Reforms Require Strong Leadership
“Republicans for Monopoly”
Review & Outlook
Wall Street Journal
December 31, 2011
One of the best stories of 2011 was how Republicans and Democrats united in more than a dozen states to increase school choice. Then there’s Pennsylvania, where a few Republicans joined the teachers unions to kill modest reforms that would have helped poor students in the state’s worst schools.
Republican Governor Tom Corbett campaigned last year on expanding school choice, but he’s been undone by his Republican-controlled legislature and his own diffident leadership. The state House and Senate passed separate legislation earlier this year to improve education options for low-income kids. Too bad they couldn’t get their acts together, literally.

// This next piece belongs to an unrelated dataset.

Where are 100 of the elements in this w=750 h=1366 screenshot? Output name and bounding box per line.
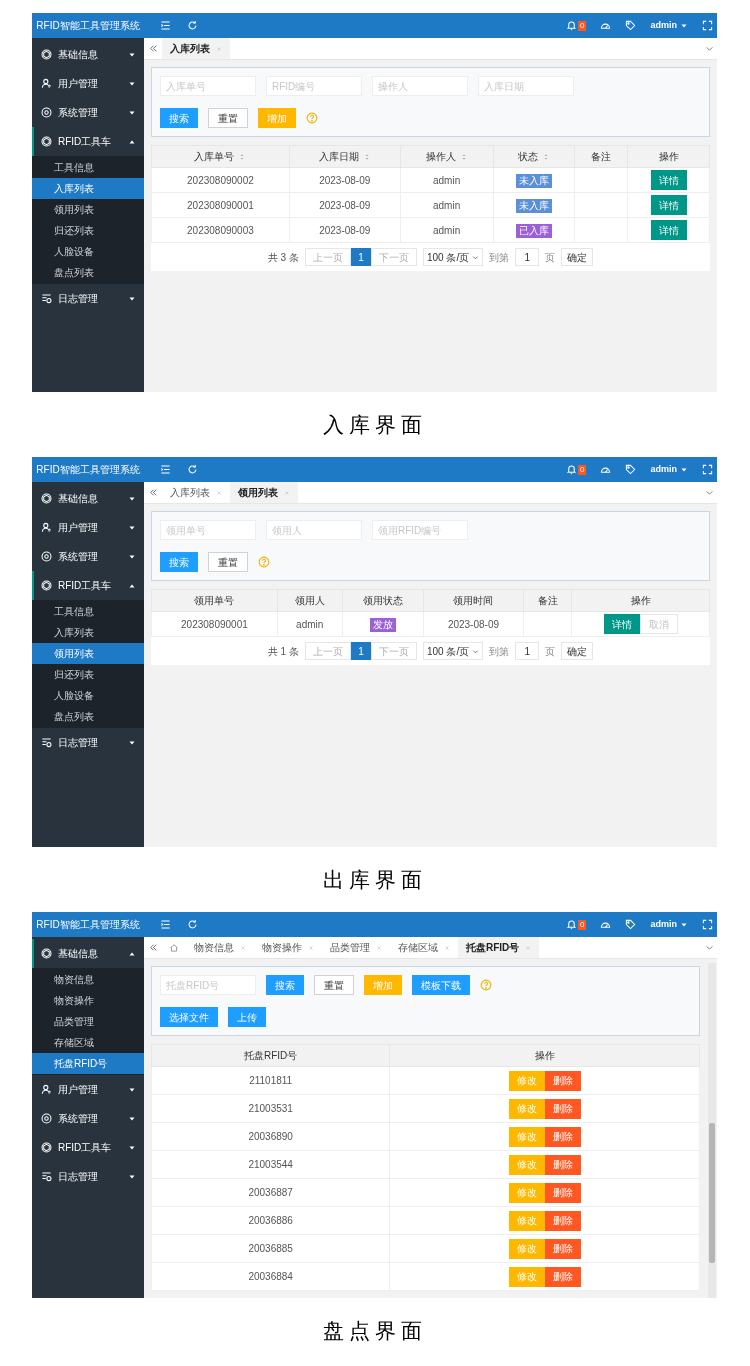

During the spring the House approved a bill increasing tax credits to $200 million from $75 million for businesses that contribute to scholarship organizations. These private scholarships help some students, but their impact is limited because they rarely subsidize full tuition at a private school. The unions didn’t vigorously oppose the House bill because they wanted to save their ammo for the bigger threat that was looming in the Senate: vouchers.
Senate Republicans and Democrats came together in the fall to rebuff the union assault and pass a pilot voucher program that would be phased in over seven years. Only low-income students who attend schools ranking in the bottom 5% of the state on standardized tests would be eligible for vouchers during the first year. The program would be expanded during the second year to include private-school students who live in districts with failing schools.
Many of these students receive scholarships from private schools and organizations, so making them eligible for vouchers would free up scholarship money for middle-class students who can’t afford private schools on their own and don’t qualify for scholarships. After seven years, low-income students at public schools where half of students perform below grade level on standardized tests would be eligible.
The vouchers could help up to 70,000 kids escape failing and often dangerous schools. Poor kids in urban school districts like Philadelphia, where most of the state’s failing schools are located, would benefit the most. Only about 70% of Philadelphia students graduate, and fewer than 50% score at or above grade-level.
Unions played their usual false tune that vouchers steal money from public schools, though what they really fear is that vouchers would break their monopoly control over public education. Under the voucher bill, public schools would come out ahead financially since they would be educating fewer students while still receiving local property tax revenues for kids in their district who attend private schools on vouchers.
Alas, House Speaker Samuel Smith and Majority Leader Mike Turzai bowed to union pressure and refused to put the Senate bill or even a modified voucher program up for a vote. Instead, on the last night of the legislative session, they rushed out a bill that expanded tax credits for scholarships and increased oversight of charter schools. Rank-and-file members of both parties revolted against the slap-dash packaging and sank the legislation.
Pennsylvania’s school choice setback offers a lesson for reform-minded Republican Governors elsewhere who may be tempted to let their legislatures do the heavy-lifting. Big reforms require strong executive leadership and engagement. It’s not enough to cheer from the sidelines.